Among the 160 agents in Tumor table, the median agent halved the tumor incidence (median potency, 2). No carcinoma was detected (100% inhibition of cancer) in rats fed ursodeoxycholic, PEG (two independent studies) or MMTS, and in rats given exercise. In addition, celecoxib, acetoxychavicol, selenium, p53 vaccination, piroxicam with DFMO, cellulose, aspirin, S-allylcysteine, obacunone, sulindac sulfone and hesperidin (two studies) reduced the incidence of adenocarcinoma more than 78%. Each agent was attributed to one of nine classes, as in ACF table. The mean potency of agents in each class were calculated, compared by ANOVA analysis, and shown on fig. 1 (not schown on the website: see the publication) as percent inhibition of the tumor incidence (solid bars). The mean potency of NSAIDs, PEGs, and amine modulators were not different, but PEG class was significantly more potent than the six other classes (ANOVA p=0.0004). When PEG was omitted, the ANOVA remained significant (p=0.02), but NSAIDs and amine modulators were not significantly more potent than any of the other classes (all pairwise p were larger than 0.05).
In an attempt to combine results from both tables, we merged the six tabulated endpoints in a non-parametric way. Tables were ranked sequentially according to potency of each agent to reduce
(i) the number of ACF,
(ii) the number of large ACF,
(iii) the number of crypts per ACF,
(iv) the tumor incidence,
(v) the adenocarcinoma incidence, and
(vi) the tumor multiplicity.
Obviously, these endpoints are partly redundant, but they do not fully overlap. We gathered the top-twenty agents against each endpoint in a list of 120 items (not shown).
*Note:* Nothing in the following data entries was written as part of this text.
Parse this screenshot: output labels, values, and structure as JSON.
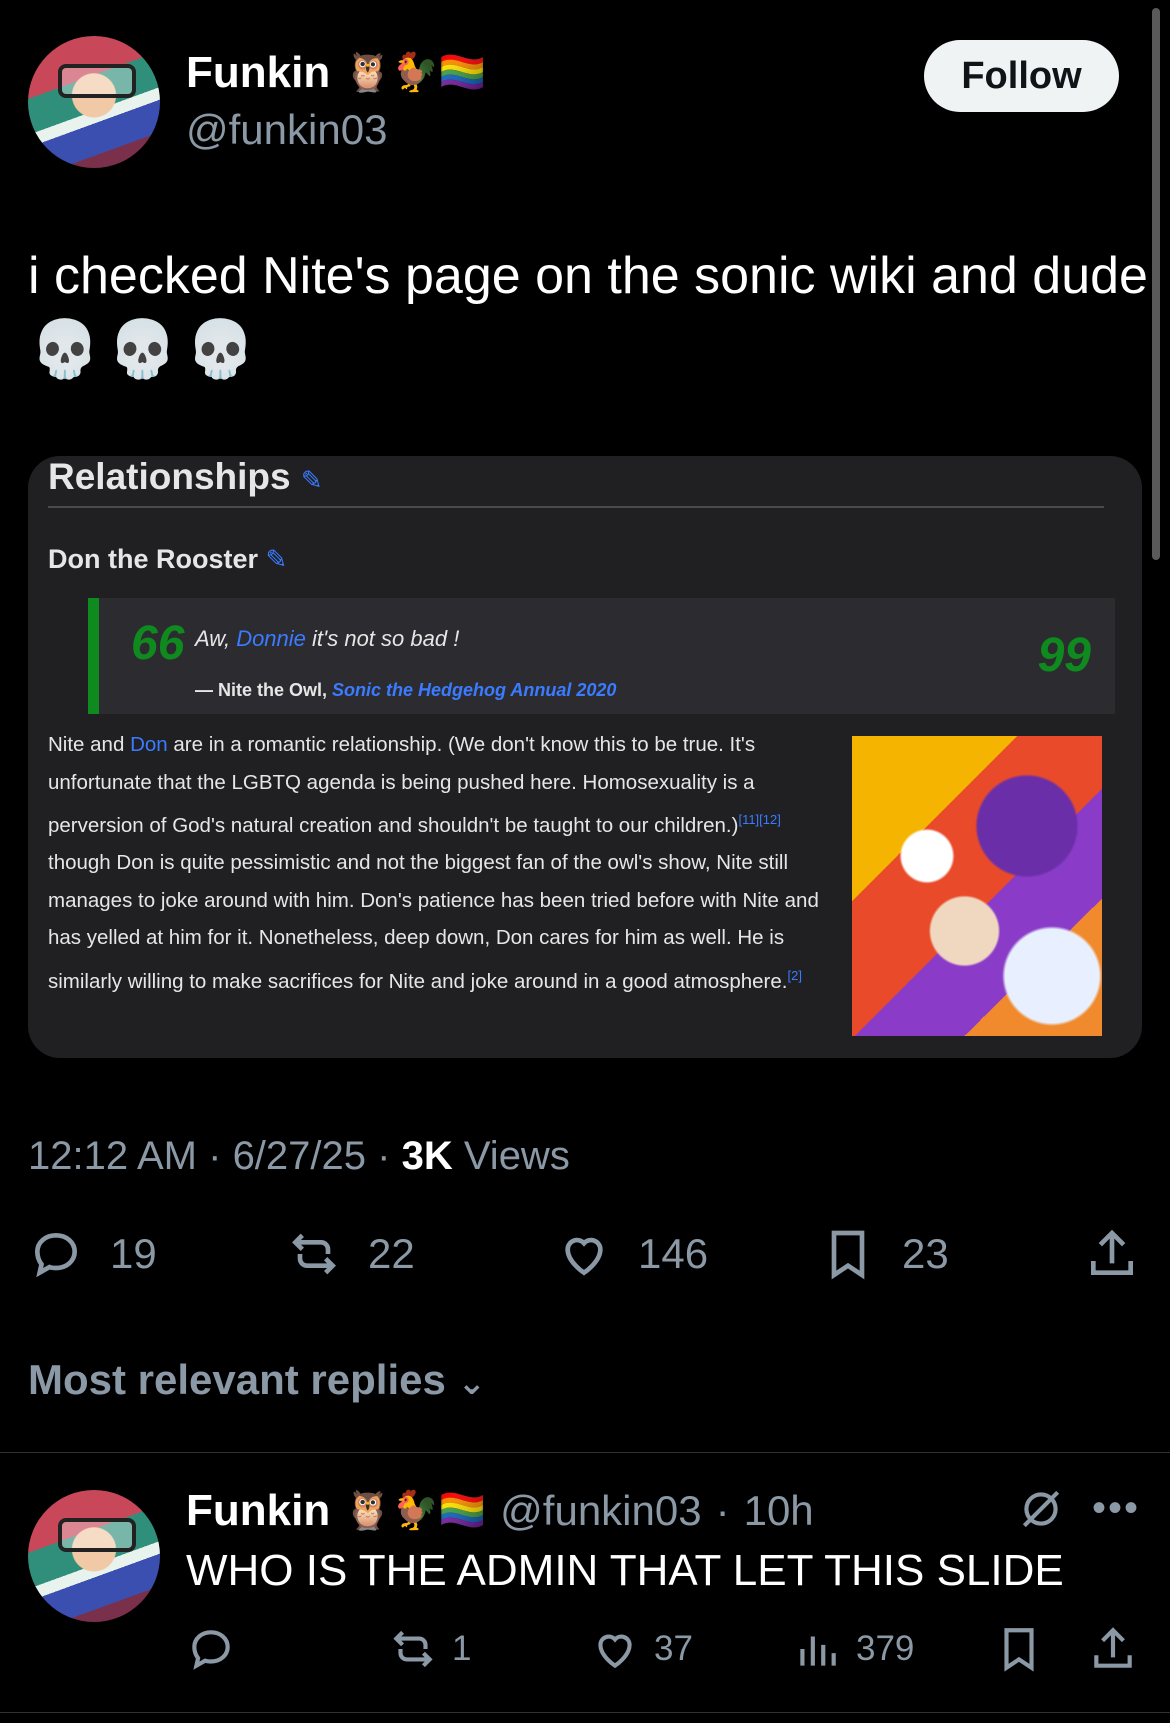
{
  "tweet": {
    "author": {
      "name": "Funkin",
      "emojis": "🦉🐓🏳️‍🌈",
      "handle": "@funkin03"
    },
    "follow_label": "Follow",
    "text": "i checked Nite's page on the sonic wiki and dude",
    "skulls": "💀💀💀",
    "embedded_image": {
      "section_title": "Relationships",
      "subsection_title": "Don the Rooster",
      "quote": {
        "prefix": "Aw, ",
        "link": "Donnie",
        "suffix": " it's not so bad !",
        "cite_prefix": "— Nite the Owl, ",
        "cite_link": "Sonic the Hedgehog Annual 2020",
        "open_mark": "66",
        "close_mark": "99"
      },
      "paragraph": {
        "part1": "Nite and ",
        "link_don": "Don",
        "part2": " are in a romantic relationship. (We don't know this to be true. It's unfortunate that the LGBTQ agenda is being pushed here. Homosexuality is a perversion of God's natural creation and shouldn't be taught to our children.)",
        "ref1": "[11][12]",
        "part3": " though Don is quite pessimistic and not the biggest fan of the owl's show, Nite still manages to joke around with him. Don's patience has been tried before with Nite and has yelled at him for it. Nonetheless, deep down, Don cares for him as well. He is similarly willing to make sacrifices for Nite and joke around in a good atmosphere.",
        "ref2": "[2]"
      }
    },
    "time": "12:12 AM",
    "date": "6/27/25",
    "views_count": "3K",
    "views_label": "Views",
    "actions": {
      "replies": "19",
      "reposts": "22",
      "likes": "146",
      "bookmarks": "23"
    }
  },
  "replies_section": {
    "title": "Most relevant replies"
  },
  "reply": {
    "author_name": "Funkin",
    "emojis": "🦉🐓🏳️‍🌈",
    "handle": "@funkin03",
    "time": "10h",
    "text": "WHO IS THE ADMIN THAT LET THIS SLIDE",
    "actions": {
      "reposts": "1",
      "likes": "37",
      "views": "379"
    }
  }
}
Most potent agents cited most often in this list were then
- PEG 8000 (cited 20 times),
- DFMO alone or with piroxicam or aspirin (cited 8 times),
- a protease inhibitor (cited 5 times),
- celecoxib (cited 4 times),
- hesperidin (cited 4 times),
- sulindac sulfone or sulfide, (cited 4 times)and
- Bifidobacterium (cited 4 times).
Other agents appeared 3 times or less in the table: they may be potent agents too, but have been reported in few articles yet. Making the list with top-12 agents instead of top-20 did not change much the most-cited agent list.